Mais c'est le concept de hygge qui semble exprimer le mieux le legs culturel danois[110]. Mot entré dans le dictionnaire français et difficilement traduisible, il fait référence à un sentiment positif de bien-être, une humeur joyeuse conjuguée à une atmosphère intime et chaleureuse. Il respire la convivialité et le réconfort à la fois.

Tourisme

Une imitation de La Petite Sirène à Vancouver, Canada. La statue originale, à Copenhague, est protégée par le copyright.

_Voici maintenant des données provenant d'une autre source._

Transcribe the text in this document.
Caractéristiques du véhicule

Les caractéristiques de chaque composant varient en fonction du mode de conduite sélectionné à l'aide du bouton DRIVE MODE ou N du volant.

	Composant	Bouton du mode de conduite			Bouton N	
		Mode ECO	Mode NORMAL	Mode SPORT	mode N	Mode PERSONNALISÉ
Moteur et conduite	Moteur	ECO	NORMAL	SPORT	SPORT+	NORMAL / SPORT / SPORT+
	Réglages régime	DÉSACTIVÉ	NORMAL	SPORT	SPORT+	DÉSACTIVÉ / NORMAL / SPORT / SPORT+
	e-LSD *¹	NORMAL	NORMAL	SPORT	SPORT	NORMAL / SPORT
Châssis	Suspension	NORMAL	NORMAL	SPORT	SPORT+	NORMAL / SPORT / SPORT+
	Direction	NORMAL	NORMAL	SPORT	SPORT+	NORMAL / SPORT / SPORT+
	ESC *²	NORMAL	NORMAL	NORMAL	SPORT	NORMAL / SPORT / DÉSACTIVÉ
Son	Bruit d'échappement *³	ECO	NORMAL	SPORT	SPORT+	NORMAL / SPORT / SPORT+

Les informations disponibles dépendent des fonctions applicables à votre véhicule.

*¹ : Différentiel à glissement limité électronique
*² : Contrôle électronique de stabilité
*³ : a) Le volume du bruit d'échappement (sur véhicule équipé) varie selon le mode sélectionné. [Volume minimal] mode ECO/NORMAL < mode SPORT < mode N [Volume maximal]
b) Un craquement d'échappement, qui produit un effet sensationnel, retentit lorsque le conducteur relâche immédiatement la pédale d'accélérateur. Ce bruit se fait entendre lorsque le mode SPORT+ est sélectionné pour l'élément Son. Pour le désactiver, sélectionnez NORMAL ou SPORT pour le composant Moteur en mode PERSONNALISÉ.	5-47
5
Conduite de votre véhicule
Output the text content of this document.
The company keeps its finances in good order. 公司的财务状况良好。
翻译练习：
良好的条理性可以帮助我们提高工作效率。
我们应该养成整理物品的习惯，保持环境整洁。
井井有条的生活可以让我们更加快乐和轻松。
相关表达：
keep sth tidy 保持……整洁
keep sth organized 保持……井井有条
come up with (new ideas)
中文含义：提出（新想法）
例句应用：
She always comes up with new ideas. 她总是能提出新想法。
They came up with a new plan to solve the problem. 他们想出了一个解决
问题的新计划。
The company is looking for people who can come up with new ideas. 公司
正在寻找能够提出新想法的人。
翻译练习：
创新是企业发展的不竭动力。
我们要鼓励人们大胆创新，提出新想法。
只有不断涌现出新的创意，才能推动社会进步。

Les paysages, sa population accueillante ainsi que sa riche histoire font du Danemark une destination prisée du tourisme, avec 30,8 millions de nuitées enregistrées en 2015[111]. Le pays est visité tout autant par les Danois eux-mêmes que par les touristes étrangers, pour 8,9 millions de touristes internationaux en 2014, faisant du pays la 29e destination touristique mondiale et la première de Scandinavie, les Allemands étant le premier groupe de touristes étrangers. Le tourisme participe pour 91,9 milliards de couronnes danoises (DKK) de revenus par an en 2015, soit 12,3 milliards d'euros[112]. Il participe directement à la création de 111 460 emplois et contribue à 3,7 % de PIB pour les exportations de l'économie danoise[112].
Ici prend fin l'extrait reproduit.